Cuando comenté otra de las obras de Fréd(érique) Vargas, esa vez de la serie del comisario Adamsberg, indiqué el hecho de que, pese a ser satisfactoria en sus planteamientos y resolución, se veía lastrada por dos defectos puramente subjetivos, como eran que constituía un anacronismo al estilo Agatha Christie, es decir, sólo tenía en mente el "quién lo hizo", y que en su afán por resultar humorística la exageración era excesiva hasta la irrealidad, siendo esa comisaría representada más como una del cine cómico mudo que no como algo que tuviera asidero en la vida real.
Esta Que se Levanten los Muertos padece el mismo primer defecto, pero aun siendo también humorística, su sentido de verosimilitud es más acusado.
A reforzar lo dicho viene una crítica del periódico inglés Th Guardian, donde se indica que tiene "el aire de las películas más entrañables de la nouvelle vague de los años sesenta". El problema es que esta es una novela en la que aparecen tarjetas telefónicas, ordenadores portátiles y escáneres, de modo que de años sesenta nada de nada. Lo cierto es que durante la mayoría de la novela hay un sentimiento atemporal, de manera que la acción podría tener lugar en los años noventa, en los treinta o en cualquier período entre estas dos décadas. Por eso hablo de estilo Agatha Christie; lo fundamental sigue siendo el quién lo hizo y porqué.
Pero la contención es también elevada (por lo menos, respecto a la demencial comisaría de Adamsberg) y, dentro de ese estilo ya un poco pasado de moda, hace que la novela funcione, y muy bien.
Gran parte del mérito es el trazo de los personajes investigadores: tres jóvenes historiadores en paro más un expolicía que unen esfuerzos para alquilar un caserón destartalado en París. En la casa vecina, un día aparece plantado un haya, como aparecido de la nada, y de la que nadie parece saber nada. Y la vecina, intrigada, contrata a los historiadores para que investiguen. Y un día la vecina, antigua cantante lírica, desaparece.

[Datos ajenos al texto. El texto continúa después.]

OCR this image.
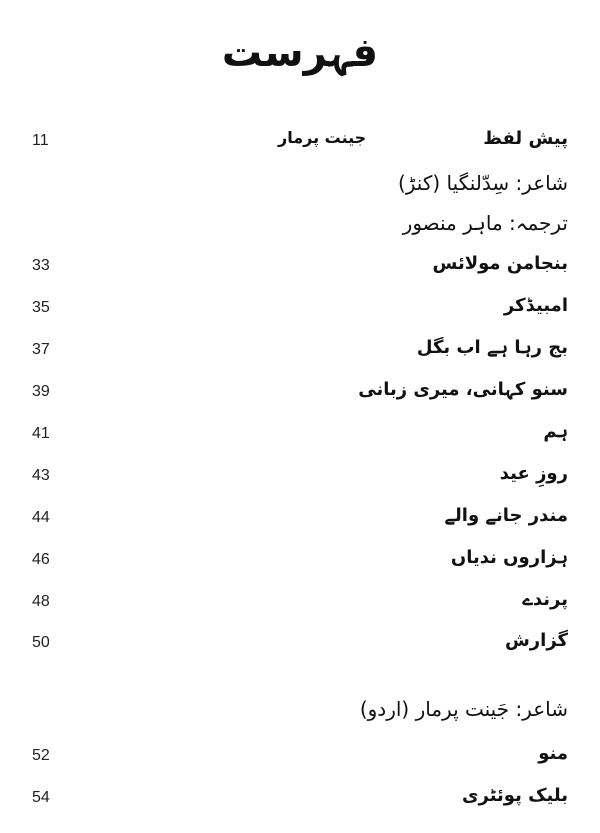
فہرست
11	جینت پرمار	پیش لفظ
شاعر: سِدّلنگیا (کنڑ)
ترجمہ: ماہر منصور
33	بنجامن مولائس
35	امبیڈکر
37	بج رہا ہے اب بگل
39	سنو کہانی، میری زبانی
41	ہم
43	روزِ عید
44	مندر جانے والے
46	ہزاروں ندیاں
48	پرندے
50	گزارش
شاعر: جَینت پرمار (اردو)
52	منو
54	بلیک پوئٹری
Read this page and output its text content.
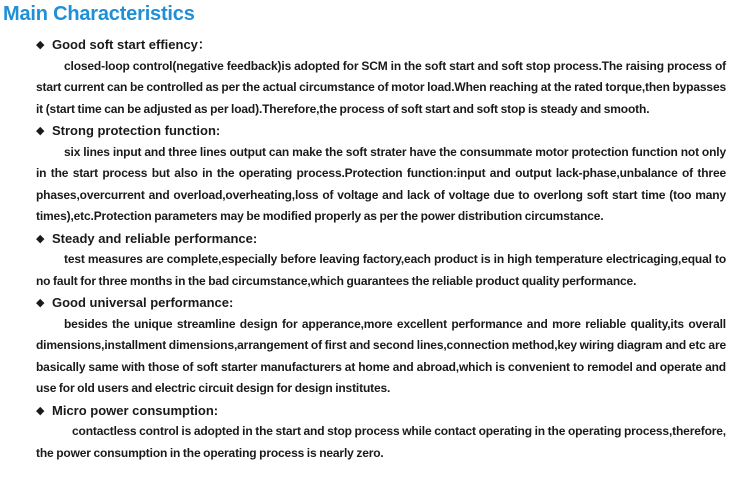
Main Characteristics
◆ Good soft start effiency：
closed-loop control(negative feedback)is adopted for SCM in the soft start and soft stop process.The raising process of start current can be controlled as per the actual circumstance of motor load.When reaching at the rated torque,then bypasses it (start time can be adjusted as per load).Therefore,the process of soft start and soft stop is steady and smooth.
◆ Strong protection function:
six lines input and three lines output can make the soft strater have the consummate motor protection function not only in the start process but also in the operating process.Protection function:input and output lack-phase,unbalance of three phases,overcurrent and overload,overheating,loss of voltage and lack of voltage due to overlong soft start time (too many times),etc.Protection parameters may be modified properly as per the power distribution circumstance.
◆ Steady and reliable performance:
test measures are complete,especially before leaving factory,each product is in high temperature electricaging,equal to no fault for three months in the bad circumstance,which guarantees the reliable product quality performance.
◆ Good universal performance:
besides the unique streamline design for apperance,more excellent performance and more reliable quality,its overall dimensions,installment dimensions,arrangement of first and second lines,connection method,key wiring diagram and etc are basically same with those of soft starter manufacturers at home and abroad,which is convenient to remodel and operate and use for old users and electric circuit design for design institutes.
◆ Micro power consumption:
contactless control is adopted in the start and stop process while contact operating in the operating process,therefore, the power consumption in the operating process is nearly zero.
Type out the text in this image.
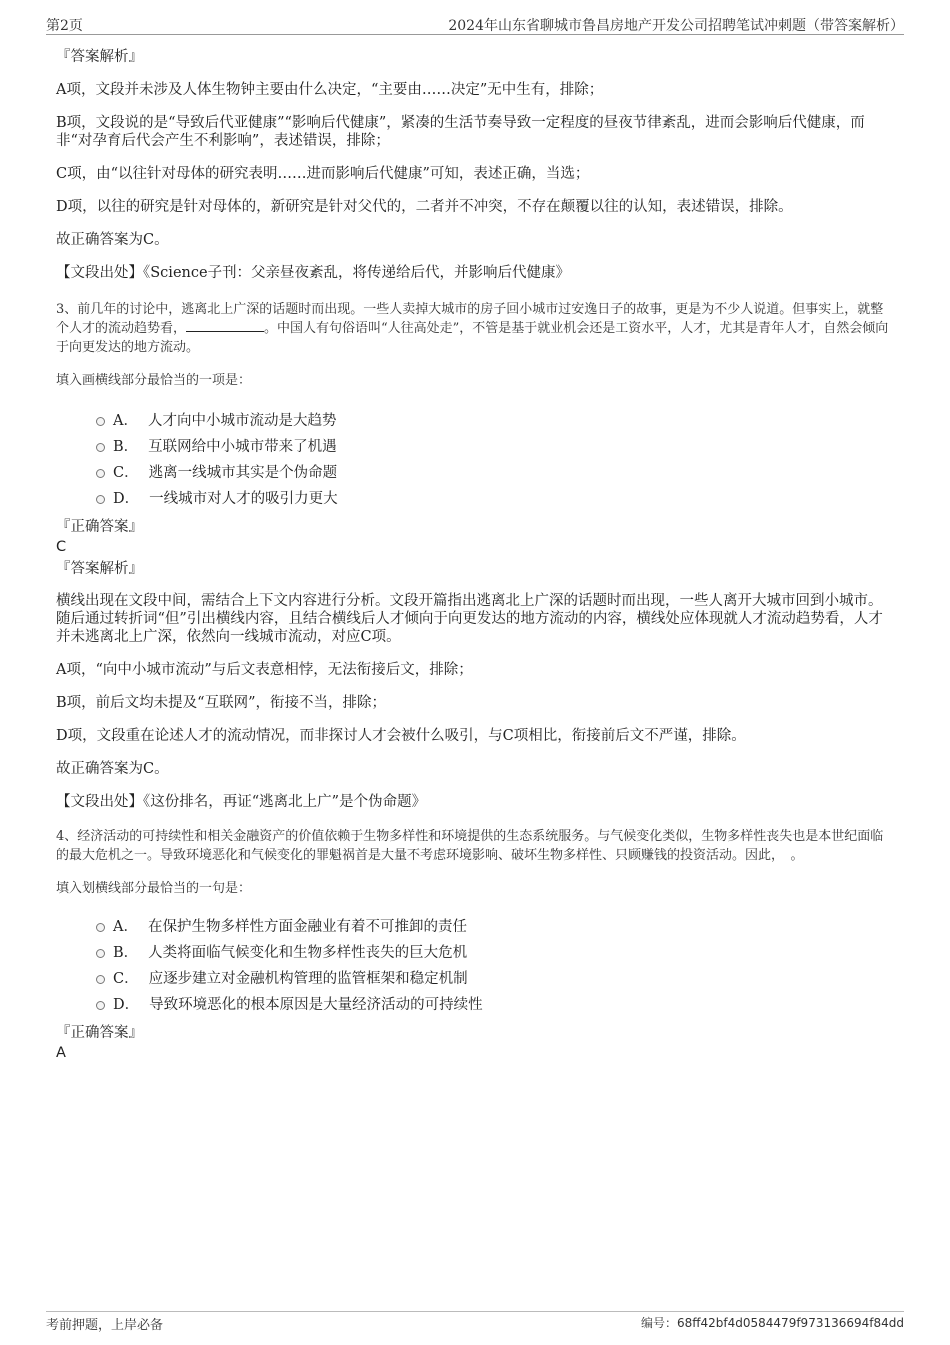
第2页	2024年山东省聊城市鲁昌房地产开发公司招聘笔试冲刺题（带答案解析）

『答案解析』

A项，文段并未涉及人体生物钟主要由什么决定，“主要由……决定”无中生有，排除；

B项，文段说的是“导致后代亚健康”“影响后代健康”，紧凑的生活节奏导致一定程度的昼夜节律紊乱，进而会影响后代健康，而非“对孕育后代会产生不利影响”，表述错误，排除；

C项，由“以往针对母体的研究表明……进而影响后代健康”可知，表述正确，当选；

D项，以往的研究是针对母体的，新研究是针对父代的，二者并不冲突，不存在颠覆以往的认知，表述错误，排除。

故正确答案为C。

【文段出处】《Science子刊：父亲昼夜紊乱，将传递给后代，并影响后代健康》

3、前几年的讨论中，逃离北上广深的话题时而出现。一些人卖掉大城市的房子回小城市过安逸日子的故事，更是为不少人说道。但事实上，就整个人才的流动趋势看，	。中国人有句俗语叫“人往高处走”，不管是基于就业机会还是工资水平，人才，尤其是青年人才，自然会倾向于向更发达的地方流动。

填入画横线部分最恰当的一项是：

A． 人才向中小城市流动是大趋势
B． 互联网给中小城市带来了机遇
C． 逃离一线城市其实是个伪命题
D． 一线城市对人才的吸引力更大

『正确答案』

C

『答案解析』

横线出现在文段中间，需结合上下文内容进行分析。文段开篇指出逃离北上广深的话题时而出现，一些人离开大城市回到小城市。随后通过转折词“但”引出横线内容，且结合横线后人才倾向于向更发达的地方流动的内容，横线处应体现就人才流动趋势看，人才并未逃离北上广深，依然向一线城市流动，对应C项。

A项，“向中小城市流动”与后文表意相悖，无法衔接后文，排除；

B项，前后文均未提及“互联网”，衔接不当，排除；

D项，文段重在论述人才的流动情况，而非探讨人才会被什么吸引，与C项相比，衔接前后文不严谨，排除。

故正确答案为C。

【文段出处】《这份排名，再证“逃离北上广”是个伪命题》

4、经济活动的可持续性和相关金融资产的价值依赖于生物多样性和环境提供的生态系统服务。与气候变化类似，生物多样性丧失也是本世纪面临的最大危机之一。导致环境恶化和气候变化的罪魁祸首是大量不考虑环境影响、破坏生物多样性、只顾赚钱的投资活动。因此，　。

填入划横线部分最恰当的一句是：

A． 在保护生物多样性方面金融业有着不可推卸的责任
B． 人类将面临气候变化和生物多样性丧失的巨大危机
C． 应逐步建立对金融机构管理的监管框架和稳定机制
D． 导致环境恶化的根本原因是大量经济活动的可持续性

『正确答案』

A

考前押题，上岸必备	编号：68ff42bf4d0584479f973136694f84dd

Insisto en que la investigación y la resolución hacen esta novela, pero además están las personalidades de los investigadores, extravagantes, sí, pero plausibles; y las situaciones de humor que estas personalidades provocan.
En resumen, Fred Vargas se ha establecido como la mejor autora de los últimos tiempos en esta subespecie del policiaco que es la novela de descubrir al criminal. Anticuado como es este género, por lo menos lo ejerce con humor y eficacia (cuando se controla, claro), y resulta de ello una literatura de evasión muy satisfactoria.